Apple e l’Irlanda giungono ad un accordo per proteggersi per la questione delle tasse

documenti Apple Irlanda

Come saprete c’è un contenzioso tra Apple, l’Irlanda e l’Europa. L’Irlanda attivò delle politiche fiscali molto favorevoli per quelle multinazionali che avrebbero investito molto nella nazione, creando posti di lavoro e infrastrutture. Una manovra che salvò la nazione dal fallimento durante la crisi del 2008.

Apple, e altre aziende, ottennero di pagare pochissime tasse. Così l’azienda riuscì a portare in Irlanda, mediante un sistema di vasi comunicanti, buona parte del fatturato generato in Europa. Una manovra che non piacque a molti Stati e all’Unione Europea stessa.

In una serie di indagini la UE stabilì che l’Irlanda deve chiedere 13 miliardi di € in tasse arretrate, ma la nazione non ha intenzione di farlo. Teme di perdere gli investimenti e vedere fuggire le aziende dalla nazione. Ovviamente neanche Apple vuole pagare.
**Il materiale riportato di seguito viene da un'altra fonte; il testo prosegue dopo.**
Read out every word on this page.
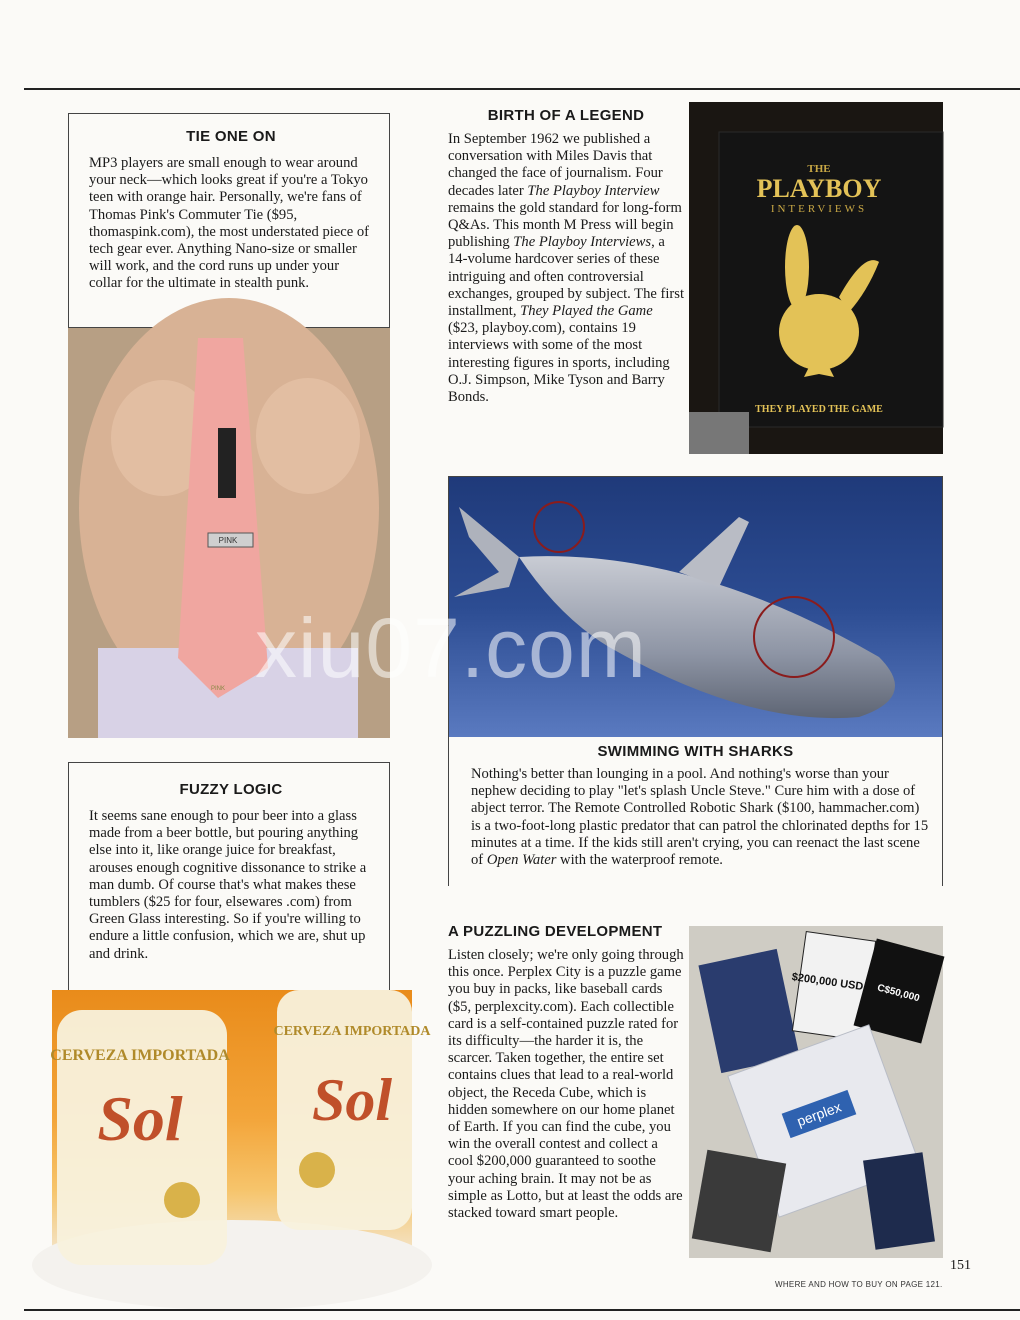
TIE ONE ON

MP3 players are small enough to wear around your neck—which looks great if you're a Tokyo teen with orange hair. Personally, we're fans of Thomas Pink's Commuter Tie ($95, thomaspink.com), the most understated piece of tech gear ever. Anything Nano-size or smaller will work, and the cord runs up under your collar for the ultimate in stealth punk.

PINK
PINK

BIRTH OF A LEGEND

In September 1962 we published a conversation with Miles Davis that changed the face of journalism. Four decades later The Playboy Interview remains the gold standard for long-form Q&As. This month M Press will begin publishing The Playboy Interviews, a 14-volume hardcover series of these intriguing and often controversial exchanges, grouped by subject. The first installment, They Played the Game ($23, playboy.com), contains 19 interviews with some of the most interesting figures in sports, including O.J. Simpson, Mike Tyson and Barry Bonds.

THE
PLAYBOY
INTERVIEWS
THEY PLAYED THE GAME

SWIMMING WITH SHARKS

Nothing's better than lounging in a pool. And nothing's worse than your nephew deciding to play "let's splash Uncle Steve." Cure him with a dose of abject terror. The Remote Controlled Robotic Shark ($100, hammacher.com) is a two-foot-long plastic predator that can patrol the chlorinated depths for 15 minutes at a time. If the kids still aren't crying, you can reenact the last scene of Open Water with the waterproof remote.

FUZZY LOGIC

It seems sane enough to pour beer into a glass made from a beer bottle, but pouring anything else into it, like orange juice for breakfast, arouses enough cognitive dissonance to strike a man dumb. Of course that's what makes these tumblers ($25 for four, elsewares .com) from Green Glass interesting. So if you're willing to endure a little confusion, which we are, shut up and drink.

CERVEZA IMPORTADA
Sol
CERVEZA IMPORTADA
Sol

A PUZZLING DEVELOPMENT

Listen closely; we're only going through this once. Perplex City is a puzzle game you buy in packs, like baseball cards ($5, perplexcity.com). Each collectible card is a self-contained puzzle rated for its difficulty—the harder it is, the scarcer. Taken together, the entire set contains clues that lead to a real-world object, the Receda Cube, which is hidden somewhere on our home planet of Earth. If you can find the cube, you win the overall contest and collect a cool $200,000 guaranteed to soothe your aching brain. It may not be as simple as Lotto, but at least the odds are stacked toward smart people.

$200,000 USD
C$50,000
perplex
151
WHERE AND HOW TO BUY ON PAGE 121.
xiu07.com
Nell’attesa di un verdetto finale, il che potrebbe richiedere fino a 5 anni, le due hanno raggiunto un accordo da applicare in caso di verdetto sfavorevole. Come riporta Bloomberg, l’accordo prevederebbe di restituire ad Apple il denaro delle tasse se questa dovesse perdere in appello.

In pratica se vincerà o perderà, Apple non dovrà fare a meno dei 13 miliardi di dollari.